With overnight rates at historic lows, people have not been getting much out of their money market funds. Alternatively, investors seeking a cash alternative can turn to ultra-short-term bond exchange traded funds.
According to Lipper data, there is about $2.7 trillion in U.S. money market funds, down from $3.8 trillion at the end of 2008 after the average 12-month yield on money markets fell from 2.27% to 0.02%, reports Bryan Borzykowski for CNBC.
These funds are seen as liquid cash alternatives that would never let an investor lose money – money market funds typically maintain a net asset value or per share value of $1. These funds hold investment-grade short-term government bonds that matures between 30 and 90 days.

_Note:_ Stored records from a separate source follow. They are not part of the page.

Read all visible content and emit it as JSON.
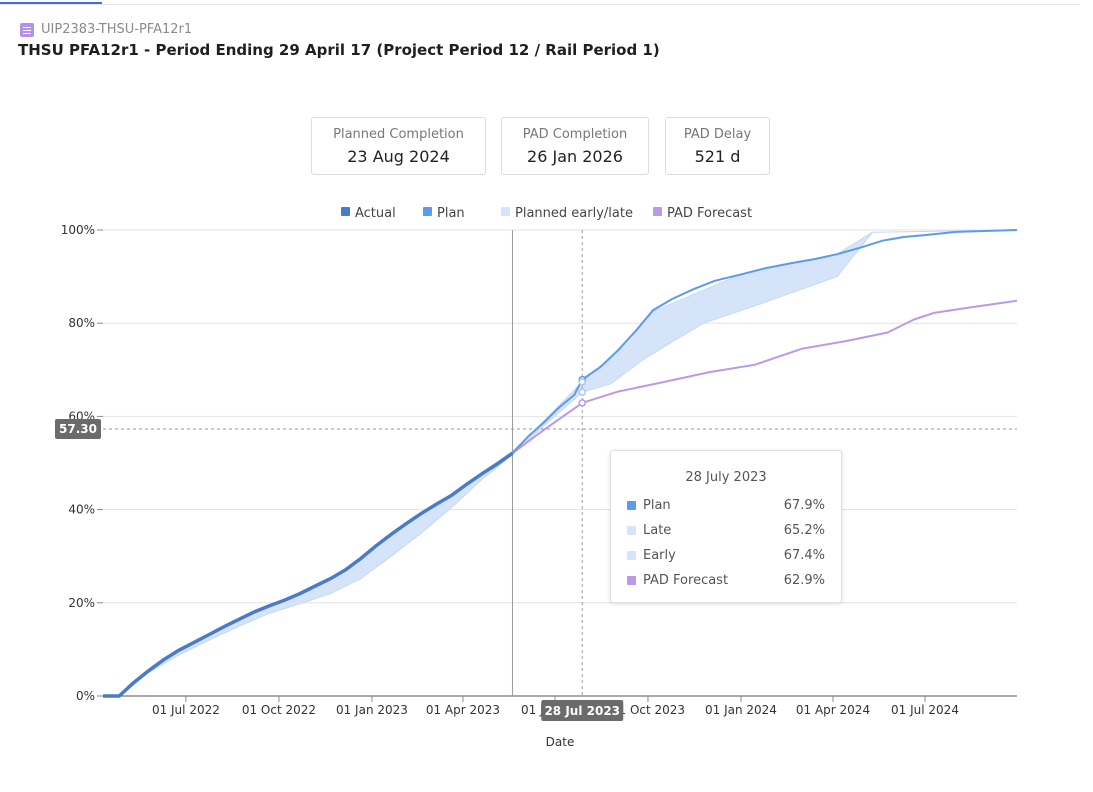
{
  "header": {
    "id": "UIP2383-THSU-PFA12r1",
    "title": "THSU PFA12r1 - Period Ending 29 April 17 (Project Period 12 / Rail Period 1)"
  },
  "cards": [
    {
      "label": "Planned Completion",
      "value": "23 Aug 2024"
    },
    {
      "label": "PAD Completion",
      "value": "26 Jan 2026"
    },
    {
      "label": "PAD Delay",
      "value": "521 d"
    }
  ],
  "colors": {
    "actual": "#4a7bc8",
    "plan": "#5b9bec",
    "band": "#d6e4fa",
    "pad": "#bb99ea"
  },
  "chart_data": {
    "type": "line",
    "xlabel": "Date",
    "ylim": [
      0,
      100
    ],
    "x_range": [
      "2022-04-10",
      "2024-09-30"
    ],
    "x_ticks": [
      {
        "date": "2022-07-01",
        "label": "01 Jul 2022"
      },
      {
        "date": "2022-10-01",
        "label": "01 Oct 2022"
      },
      {
        "date": "2023-01-01",
        "label": "01 Jan 2023"
      },
      {
        "date": "2023-04-01",
        "label": "01 Apr 2023"
      },
      {
        "date": "2023-07-01",
        "label": "01 Jul 2023"
      },
      {
        "date": "2023-10-01",
        "label": "01 Oct 2023"
      },
      {
        "date": "2024-01-01",
        "label": "01 Jan 2024"
      },
      {
        "date": "2024-04-01",
        "label": "01 Apr 2024"
      },
      {
        "date": "2024-07-01",
        "label": "01 Jul 2024"
      }
    ],
    "y_ticks": [
      {
        "value": 0,
        "label": "0%"
      },
      {
        "value": 20,
        "label": "20%"
      },
      {
        "value": 40,
        "label": "40%"
      },
      {
        "value": 60,
        "label": "60%"
      },
      {
        "value": 80,
        "label": "80%"
      },
      {
        "value": 100,
        "label": "100%"
      }
    ],
    "legend": {
      "placement": "top-center",
      "items": [
        {
          "name": "Actual",
          "color": "#4a7bc8"
        },
        {
          "name": "Plan",
          "color": "#5b9bec"
        },
        {
          "name": "Planned early/late",
          "color": "#d6e4fa"
        },
        {
          "name": "PAD Forecast",
          "color": "#bb99ea"
        }
      ]
    },
    "series": [
      {
        "name": "Actual",
        "points": [
          [
            "2022-04-10",
            0
          ],
          [
            "2022-04-26",
            0
          ],
          [
            "2022-05-10",
            2.8
          ],
          [
            "2022-05-25",
            5.4
          ],
          [
            "2022-06-09",
            7.8
          ],
          [
            "2022-06-24",
            9.8
          ],
          [
            "2022-07-09",
            11.5
          ],
          [
            "2022-07-24",
            13.2
          ],
          [
            "2022-08-08",
            14.9
          ],
          [
            "2022-08-23",
            16.5
          ],
          [
            "2022-09-07",
            18.1
          ],
          [
            "2022-09-22",
            19.4
          ],
          [
            "2022-10-07",
            20.6
          ],
          [
            "2022-10-22",
            22.0
          ],
          [
            "2022-11-06",
            23.6
          ],
          [
            "2022-11-21",
            25.2
          ],
          [
            "2022-12-06",
            27.1
          ],
          [
            "2022-12-21",
            29.5
          ],
          [
            "2023-01-05",
            32.2
          ],
          [
            "2023-01-20",
            34.7
          ],
          [
            "2023-02-04",
            37.0
          ],
          [
            "2023-02-19",
            39.2
          ],
          [
            "2023-03-06",
            41.2
          ],
          [
            "2023-03-21",
            43.1
          ],
          [
            "2023-04-05",
            45.5
          ],
          [
            "2023-04-20",
            47.7
          ],
          [
            "2023-05-05",
            49.8
          ],
          [
            "2023-05-20",
            52.1
          ]
        ]
      },
      {
        "name": "Plan",
        "points": [
          [
            "2023-05-20",
            52.1
          ],
          [
            "2023-06-05",
            55.8
          ],
          [
            "2023-06-20",
            58.7
          ],
          [
            "2023-07-05",
            61.9
          ],
          [
            "2023-07-20",
            64.6
          ],
          [
            "2023-07-28",
            67.9
          ],
          [
            "2023-08-15",
            70.6
          ],
          [
            "2023-09-01",
            74.1
          ],
          [
            "2023-09-20",
            78.6
          ],
          [
            "2023-10-06",
            82.8
          ],
          [
            "2023-10-25",
            85.2
          ],
          [
            "2023-11-15",
            87.3
          ],
          [
            "2023-12-06",
            89.1
          ],
          [
            "2023-12-31",
            90.4
          ],
          [
            "2024-01-25",
            91.8
          ],
          [
            "2024-02-20",
            92.9
          ],
          [
            "2024-03-15",
            93.8
          ],
          [
            "2024-04-05",
            94.8
          ],
          [
            "2024-04-28",
            96.2
          ],
          [
            "2024-05-20",
            97.7
          ],
          [
            "2024-06-10",
            98.5
          ],
          [
            "2024-07-01",
            98.9
          ],
          [
            "2024-08-01",
            99.6
          ],
          [
            "2024-09-30",
            100
          ]
        ]
      },
      {
        "name": "Planned early/late",
        "early": [
          [
            "2022-04-10",
            0
          ],
          [
            "2022-04-26",
            0
          ],
          [
            "2022-05-25",
            5.4
          ],
          [
            "2022-06-24",
            9.5
          ],
          [
            "2022-07-24",
            13.2
          ],
          [
            "2022-08-23",
            16.5
          ],
          [
            "2022-09-22",
            19.4
          ],
          [
            "2022-10-22",
            22.0
          ],
          [
            "2022-11-21",
            25.2
          ],
          [
            "2022-12-21",
            29.5
          ],
          [
            "2023-01-20",
            34.7
          ],
          [
            "2023-02-19",
            39.2
          ],
          [
            "2023-03-21",
            43.3
          ],
          [
            "2023-04-20",
            48.0
          ],
          [
            "2023-05-20",
            52.5
          ],
          [
            "2023-06-20",
            59.0
          ],
          [
            "2023-07-28",
            67.4
          ],
          [
            "2023-09-01",
            74.0
          ],
          [
            "2023-10-06",
            82.5
          ],
          [
            "2023-12-31",
            90.4
          ],
          [
            "2024-04-05",
            94.8
          ],
          [
            "2024-05-10",
            99.5
          ],
          [
            "2024-09-30",
            100
          ]
        ],
        "late": [
          [
            "2022-04-10",
            0
          ],
          [
            "2022-04-26",
            0
          ],
          [
            "2022-05-25",
            5.0
          ],
          [
            "2022-06-24",
            8.8
          ],
          [
            "2022-07-24",
            12.0
          ],
          [
            "2022-08-23",
            15.0
          ],
          [
            "2022-09-22",
            17.8
          ],
          [
            "2022-10-22",
            19.8
          ],
          [
            "2022-11-21",
            22.0
          ],
          [
            "2022-12-21",
            25.2
          ],
          [
            "2023-01-20",
            30.0
          ],
          [
            "2023-02-19",
            35.0
          ],
          [
            "2023-03-21",
            40.5
          ],
          [
            "2023-04-20",
            46.5
          ],
          [
            "2023-05-20",
            51.8
          ],
          [
            "2023-06-20",
            58.0
          ],
          [
            "2023-07-28",
            65.2
          ],
          [
            "2023-08-25",
            67.0
          ],
          [
            "2023-09-25",
            72.0
          ],
          [
            "2023-10-25",
            76.0
          ],
          [
            "2023-11-25",
            80.0
          ],
          [
            "2024-01-25",
            84.5
          ],
          [
            "2024-04-05",
            90.0
          ],
          [
            "2024-05-10",
            99.5
          ],
          [
            "2024-09-30",
            100
          ]
        ]
      },
      {
        "name": "PAD Forecast",
        "points": [
          [
            "2023-05-20",
            52.1
          ],
          [
            "2023-06-20",
            57.1
          ],
          [
            "2023-07-28",
            62.9
          ],
          [
            "2023-09-01",
            65.3
          ],
          [
            "2023-10-15",
            67.3
          ],
          [
            "2023-12-01",
            69.5
          ],
          [
            "2024-01-15",
            71.1
          ],
          [
            "2024-03-01",
            74.5
          ],
          [
            "2024-04-15",
            76.2
          ],
          [
            "2024-05-25",
            78.0
          ],
          [
            "2024-06-20",
            80.8
          ],
          [
            "2024-07-10",
            82.2
          ],
          [
            "2024-08-15",
            83.4
          ],
          [
            "2024-09-30",
            84.8
          ]
        ]
      }
    ],
    "today_line": "2023-05-20",
    "crosshair": {
      "date": "2023-07-28",
      "label": "28 Jul 2023",
      "y_value": 57.3,
      "y_label": "57.30"
    },
    "tooltip": {
      "title": "28 July 2023",
      "rows": [
        {
          "name": "Plan",
          "value": "67.9%",
          "color": "#5b9bec"
        },
        {
          "name": "Late",
          "value": "65.2%",
          "color": "#d6e4fa"
        },
        {
          "name": "Early",
          "value": "67.4%",
          "color": "#d6e4fa"
        },
        {
          "name": "PAD Forecast",
          "value": "62.9%",
          "color": "#bb99ea"
        }
      ]
    }
  }
}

But if rates go negative, some are concerned that a low rate environment could “break the buck.”
Since the 2008 financial crisis when the share price of one fund dipped below a dollar and triggered widespread financial panic, these money market funds now follow more stringent regulatory rules, like taking on less credit risk or holding more cash to meet redemptions.
With money market funds now offering almost no yields and the potential for yields to go negative, some advisors and investors are growing less enthusiastic with the investment, especially as fund fees eat away at any remaining yield.
“How can you charge 0.5 percent to manage money in a negative interest-rate environment?” Laurence Booth, the CIT chair in structured finance at Toronto’s Rotman School of Management, asked. “This is a disaster for these funds.”